I’ve decided that to help me be more accountable for myself and losing weight that everyday I will post about this journey. Not just an update.
I was totally shocked when 3 weeks ago I weighed in and had lost over 5 lbs in a week. Since then I have gained back a pound and last week I maintained. Which means I did not gain or lose. I am starting to feel bad. But the only person that can change that is me. I know what I need to do and how to get there ….it is just trying to do this with the holidays approaching is way tougher than I thought. I mean yeah it is a real struggle ….yes I have to keep up with what works for me…but seriously it gets to be very overwhelming.
I show a smile on my face to keep the real feelings from showing. I laugh because if I don’t I will cry. I keep on keeping on just so no one can see the real pain I feel. I watch good feeling Christmas movies to keep me from yelling at my kids and I try my best to keep from losing my cool at them. But I know that deep down inside I am only mad at myself because I am not doing as good as I know I can.
I know a lot of my “REAL” friends do not judge me for what I look like but I just want to be normal. To buy clothes from the women’s section without having to go to the “PLUS” sizes. I want to be able to walk without knowing that if I climb these stairs not only am I putting twice as much weight on my knees going up but putting three times as much weight on them going down.

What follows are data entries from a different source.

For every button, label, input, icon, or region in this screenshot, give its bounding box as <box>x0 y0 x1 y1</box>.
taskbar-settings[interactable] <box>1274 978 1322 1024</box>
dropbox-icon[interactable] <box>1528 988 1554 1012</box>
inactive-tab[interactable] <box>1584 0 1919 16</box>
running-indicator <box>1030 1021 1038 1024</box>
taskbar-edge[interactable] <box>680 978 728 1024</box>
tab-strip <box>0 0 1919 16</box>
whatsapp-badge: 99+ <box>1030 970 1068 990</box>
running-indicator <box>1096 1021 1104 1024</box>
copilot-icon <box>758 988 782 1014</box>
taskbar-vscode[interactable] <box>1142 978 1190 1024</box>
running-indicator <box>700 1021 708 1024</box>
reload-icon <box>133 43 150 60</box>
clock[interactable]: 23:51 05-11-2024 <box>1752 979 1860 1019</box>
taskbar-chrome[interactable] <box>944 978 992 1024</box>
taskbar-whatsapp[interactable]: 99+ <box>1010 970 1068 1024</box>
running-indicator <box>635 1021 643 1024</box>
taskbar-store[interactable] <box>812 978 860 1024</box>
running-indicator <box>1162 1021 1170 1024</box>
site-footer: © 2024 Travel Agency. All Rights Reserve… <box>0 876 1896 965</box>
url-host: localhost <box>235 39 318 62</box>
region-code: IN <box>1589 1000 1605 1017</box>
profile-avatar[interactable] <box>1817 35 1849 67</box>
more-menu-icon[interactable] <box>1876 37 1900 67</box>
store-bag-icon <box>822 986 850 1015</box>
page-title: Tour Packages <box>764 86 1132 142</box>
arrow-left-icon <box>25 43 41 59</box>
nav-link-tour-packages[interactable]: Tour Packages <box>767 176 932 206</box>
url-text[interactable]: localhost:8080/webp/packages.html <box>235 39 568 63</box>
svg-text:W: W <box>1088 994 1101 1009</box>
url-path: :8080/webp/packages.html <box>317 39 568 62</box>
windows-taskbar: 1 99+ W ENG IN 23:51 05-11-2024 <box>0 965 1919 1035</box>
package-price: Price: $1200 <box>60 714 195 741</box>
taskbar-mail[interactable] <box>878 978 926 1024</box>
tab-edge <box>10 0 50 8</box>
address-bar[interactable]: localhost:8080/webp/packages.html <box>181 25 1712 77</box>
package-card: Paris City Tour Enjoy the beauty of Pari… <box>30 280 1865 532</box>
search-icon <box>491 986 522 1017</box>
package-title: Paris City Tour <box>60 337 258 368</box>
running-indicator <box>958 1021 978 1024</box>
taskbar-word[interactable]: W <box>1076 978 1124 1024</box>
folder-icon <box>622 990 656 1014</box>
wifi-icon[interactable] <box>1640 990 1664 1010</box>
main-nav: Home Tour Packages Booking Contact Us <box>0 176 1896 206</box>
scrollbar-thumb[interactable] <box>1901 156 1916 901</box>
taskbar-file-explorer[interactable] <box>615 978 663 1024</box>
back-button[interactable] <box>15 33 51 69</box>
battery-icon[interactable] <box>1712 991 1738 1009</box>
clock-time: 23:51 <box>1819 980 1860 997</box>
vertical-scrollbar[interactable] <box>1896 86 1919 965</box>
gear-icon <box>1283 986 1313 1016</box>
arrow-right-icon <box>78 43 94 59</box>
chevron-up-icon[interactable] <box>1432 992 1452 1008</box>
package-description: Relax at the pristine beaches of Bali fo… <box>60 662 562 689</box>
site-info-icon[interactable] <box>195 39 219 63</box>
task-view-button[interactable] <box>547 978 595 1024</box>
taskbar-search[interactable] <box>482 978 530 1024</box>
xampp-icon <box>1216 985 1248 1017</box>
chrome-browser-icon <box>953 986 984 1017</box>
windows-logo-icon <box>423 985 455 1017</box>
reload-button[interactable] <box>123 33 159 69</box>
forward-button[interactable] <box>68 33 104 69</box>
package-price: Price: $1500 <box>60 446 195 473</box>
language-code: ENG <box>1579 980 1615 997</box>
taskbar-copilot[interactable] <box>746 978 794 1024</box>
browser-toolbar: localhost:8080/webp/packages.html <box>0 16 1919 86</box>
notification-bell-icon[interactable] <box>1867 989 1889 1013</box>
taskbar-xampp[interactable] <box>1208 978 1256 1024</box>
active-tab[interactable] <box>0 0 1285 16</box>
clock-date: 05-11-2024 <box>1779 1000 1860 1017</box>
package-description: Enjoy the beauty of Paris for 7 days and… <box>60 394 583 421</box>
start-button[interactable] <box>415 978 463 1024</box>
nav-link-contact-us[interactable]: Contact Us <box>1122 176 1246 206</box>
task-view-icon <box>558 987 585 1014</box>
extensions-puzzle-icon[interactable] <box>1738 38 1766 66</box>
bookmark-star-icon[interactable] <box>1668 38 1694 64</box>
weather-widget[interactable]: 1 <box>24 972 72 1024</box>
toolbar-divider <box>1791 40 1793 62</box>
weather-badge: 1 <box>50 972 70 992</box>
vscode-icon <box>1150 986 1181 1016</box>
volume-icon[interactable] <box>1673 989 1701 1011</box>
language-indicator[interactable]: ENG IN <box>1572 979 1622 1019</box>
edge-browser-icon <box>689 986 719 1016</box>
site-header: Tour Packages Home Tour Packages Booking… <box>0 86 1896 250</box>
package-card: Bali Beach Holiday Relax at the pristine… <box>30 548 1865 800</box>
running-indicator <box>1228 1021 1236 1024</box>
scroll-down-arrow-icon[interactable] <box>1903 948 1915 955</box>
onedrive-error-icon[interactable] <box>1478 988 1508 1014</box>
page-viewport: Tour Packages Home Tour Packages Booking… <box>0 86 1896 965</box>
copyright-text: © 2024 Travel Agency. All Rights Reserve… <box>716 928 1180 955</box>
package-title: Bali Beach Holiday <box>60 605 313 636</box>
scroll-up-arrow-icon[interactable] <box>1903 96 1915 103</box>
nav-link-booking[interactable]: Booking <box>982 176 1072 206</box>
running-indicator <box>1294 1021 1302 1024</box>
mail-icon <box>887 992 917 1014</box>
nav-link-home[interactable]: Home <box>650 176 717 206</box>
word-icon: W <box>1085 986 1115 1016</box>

That is a harsh reality knowing that I am exuding more than 1000 lbs of pressure on my knees when I go down a stair. It makes me ill knowing this. I want to be pretty. I know some of you are saying “well that’s shallow”. What do I mean by pretty? Well to me pretty is being able to walk into a store or restaurant and not be judged because of how I look, being able to walk hand in hand with my husband and let others see how lucky I am to have him. Being pretty to means not having to lug all this weight around and feel good about myself. I want someone to look at me and say you look really good and mean it. Not just because you think that’s what I want you to say.
The struggle is real and it is very hard. But I am trying my best not to let this get the best of me. Just remember this……don’t take advantage of today because tomorrow is never promised.